Healthy Simpson looking to make full impact in Year 2

Jerome Simpson's back problems limited his performance last year, but he is fully healthy again.

EDEN PRAIRIE, Minn. — Jerome Simpson came to the Minnesota Vikings last season as a breath of fresh air.

The former Cincinnati Bengals receiver was excitable, always smiling and he connected with quarterback Christian Ponder on a few big plays during minicamp. He was going to be the deep-threat receiver Minnesota had been looking for.

Then he served his three-game suspension for drug-related charges at the start of the season, slowing the momentum he had built with his new team. He returned in Week 4 and had four catches for 50 yards and drew two big pass-interference penalties. It turned out to be his best game of the season.

Simpson suffered a mysterious back injury that caused issues with his legs. The explosiveness that was seen in highlight films a year earlier when Simpson did a flip into the end zone over a defender to score a touchdown was gone. Simpson couldn't push off with his legs, his burst to get away from defenders was gone.

"It was just one of those freak things; L5 lower back," Simpson said two weeks ago while participating in the Vikings' offseason conditioning program, now fully healthy. "I guess the nerve, it just pinched a nerve. It was nothing that we could find really conclusive about it, the reason that caused it or whatever. I don't know. I can't really put my finger on it."

Simpson ended his first season in Minnesota with 26 catches for 274 yards. The smiling, happy Simpson seemed to be gone after the injury too. He didn't want to talk about his injury, and he was short with the media. Speaking two weeks ago to reporters was the most in-depth he'd been regarding his injury.

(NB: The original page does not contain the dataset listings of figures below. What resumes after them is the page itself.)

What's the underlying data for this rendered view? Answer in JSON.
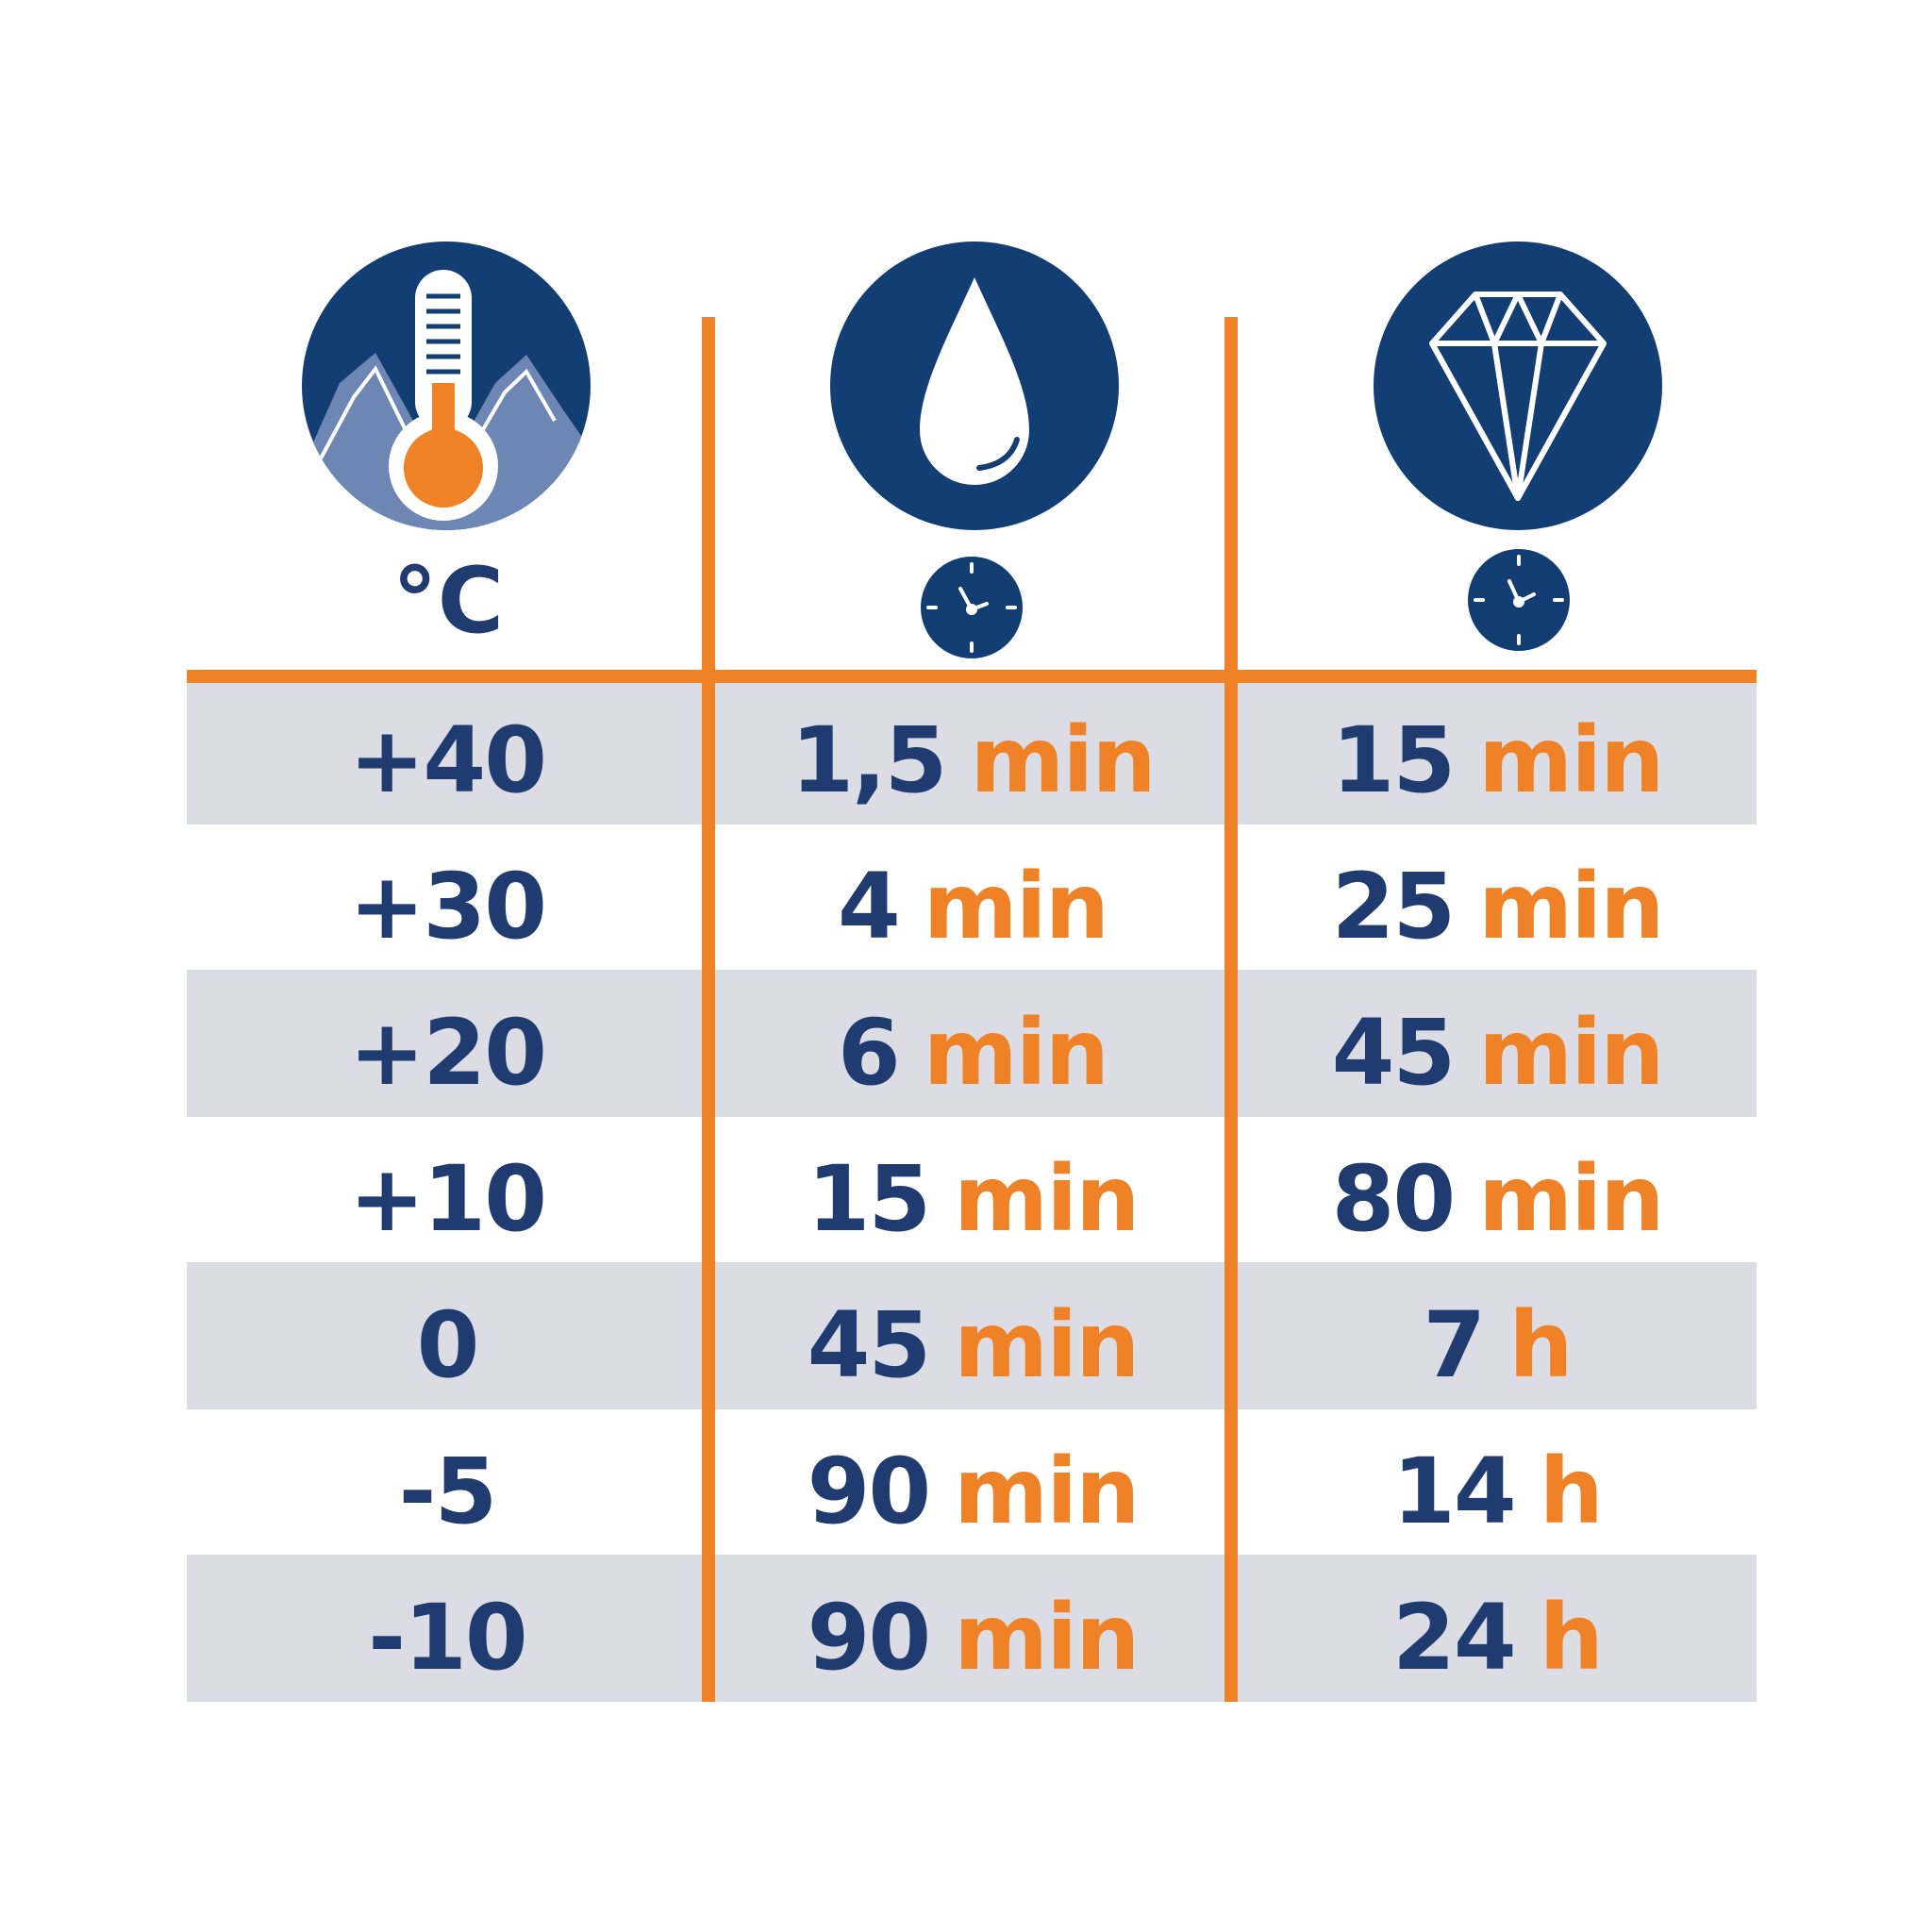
{
  "header": {
    "temperature_unit": "°C",
    "temperature_icon": "thermometer-mountain-icon",
    "touch_dry_icon": "water-drop-icon",
    "full_cure_icon": "diamond-icon",
    "time_icon": "clock-icon"
  },
  "rows": [
    {
      "temp": "+40",
      "touch_value": "1,5",
      "touch_unit": "min",
      "cure_value": "15",
      "cure_unit": "min"
    },
    {
      "temp": "+30",
      "touch_value": "4",
      "touch_unit": "min",
      "cure_value": "25",
      "cure_unit": "min"
    },
    {
      "temp": "+20",
      "touch_value": "6",
      "touch_unit": "min",
      "cure_value": "45",
      "cure_unit": "min"
    },
    {
      "temp": "+10",
      "touch_value": "15",
      "touch_unit": "min",
      "cure_value": "80",
      "cure_unit": "min"
    },
    {
      "temp": "0",
      "touch_value": "45",
      "touch_unit": "min",
      "cure_value": "7",
      "cure_unit": "h"
    },
    {
      "temp": "-5",
      "touch_value": "90",
      "touch_unit": "min",
      "cure_value": "14",
      "cure_unit": "h"
    },
    {
      "temp": "-10",
      "touch_value": "90",
      "touch_unit": "min",
      "cure_value": "24",
      "cure_unit": "h"
    }
  ],
  "colors": {
    "navy": "#1f3b6f",
    "icon_navy": "#133e73",
    "orange": "#ef8226",
    "band_gray": "#dcdde4",
    "mountain_blue": "#6e86b3"
  }
}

Simpson, 27, is back for another season with the Vikings, intent on finally making the impact he and the team expected last season. As an unrestricted free agent, he signed another one-year deal with Minnesota this offseason. In the process, Simpson even received a raise. 

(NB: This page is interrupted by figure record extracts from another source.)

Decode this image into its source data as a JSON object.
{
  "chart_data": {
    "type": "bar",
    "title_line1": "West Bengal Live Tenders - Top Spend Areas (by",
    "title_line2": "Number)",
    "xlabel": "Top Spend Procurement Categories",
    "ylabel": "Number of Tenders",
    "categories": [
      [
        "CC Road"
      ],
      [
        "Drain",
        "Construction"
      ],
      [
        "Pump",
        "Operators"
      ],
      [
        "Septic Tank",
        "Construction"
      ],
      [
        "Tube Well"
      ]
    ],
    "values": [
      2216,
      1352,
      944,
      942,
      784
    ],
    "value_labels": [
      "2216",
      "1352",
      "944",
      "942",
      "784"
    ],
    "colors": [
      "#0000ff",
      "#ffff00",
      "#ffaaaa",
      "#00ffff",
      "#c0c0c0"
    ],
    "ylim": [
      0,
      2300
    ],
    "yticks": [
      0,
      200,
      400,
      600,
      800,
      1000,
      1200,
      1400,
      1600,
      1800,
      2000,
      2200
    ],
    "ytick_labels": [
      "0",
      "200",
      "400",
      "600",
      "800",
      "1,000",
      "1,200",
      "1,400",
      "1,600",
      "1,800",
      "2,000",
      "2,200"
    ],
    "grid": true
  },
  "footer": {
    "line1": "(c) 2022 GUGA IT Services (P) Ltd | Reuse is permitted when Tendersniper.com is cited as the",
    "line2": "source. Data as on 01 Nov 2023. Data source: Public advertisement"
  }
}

Because of the drug charges, Minnesota gave Simpson a one-year, $2 million contract last offseason in a make-good deal. This season, despite the struggles last year, he signed a one-year $2.1 million deal and returned to the team that gave him a second chance — and now a third — following the drug charges that could have derailed his career.

"Just be the best, productive receiver that I can for this team and do whatever I can," Simpson said of his expectations for this season. "I want to be the best I can for these guys because I felt like I let myself down and them down a little bit last year. It was something I couldn't really control. I'm going to go my hardest I can this year and hopefully I can get a long-term contract this year."

Simpson knows what he can do extra this year and reward the Vikings' faith.

"Catch the ball," Simpson said. "Catch the ball, run better routes, just be more productive so I can get a long-term contract."

Simpson said he had other offers this offseason but wanted to return to Minnesota. He believes the familiarity with the system, the coaches and Ponder will be a benefit. Coaches wanted him back too.

"That meant a lot because it meant that hopefully I would have a place to come back to and said that I would still be playing this year coming up," Simpson said. "That just helped my offseason go a lot better without having to stress and worry about where I would have to be."

Simpson said he wanted to stay loyal to Minnesota. With his home for next season set, he worked on getting his back fully healthy. He said a new mattress that he bought during last season helped immensely and his back started to improve in December — he did have 11 catches in the final three games of the regular season.

He never had surgery. He was prescribed rest, and he says he's 100 percent now.

"That's what they told me, just to rest," Simpson said. "Don't do anything, don't play any basketball or do anything physical, just basically rest and it was kind of hard for me to do that. I followed doctors' orders and I came back good."

Simpson was told to stay off his feet for over a month, not an easy thing for the high-strung receiver.

"I hated, but I had to do what was best for me and what was going to get me back up to 100 percent," Simpson said.

But now he's healthy, back in Minnesota, and hoping to recapture the excitement he showed last summer in his first go-round with the Vikings.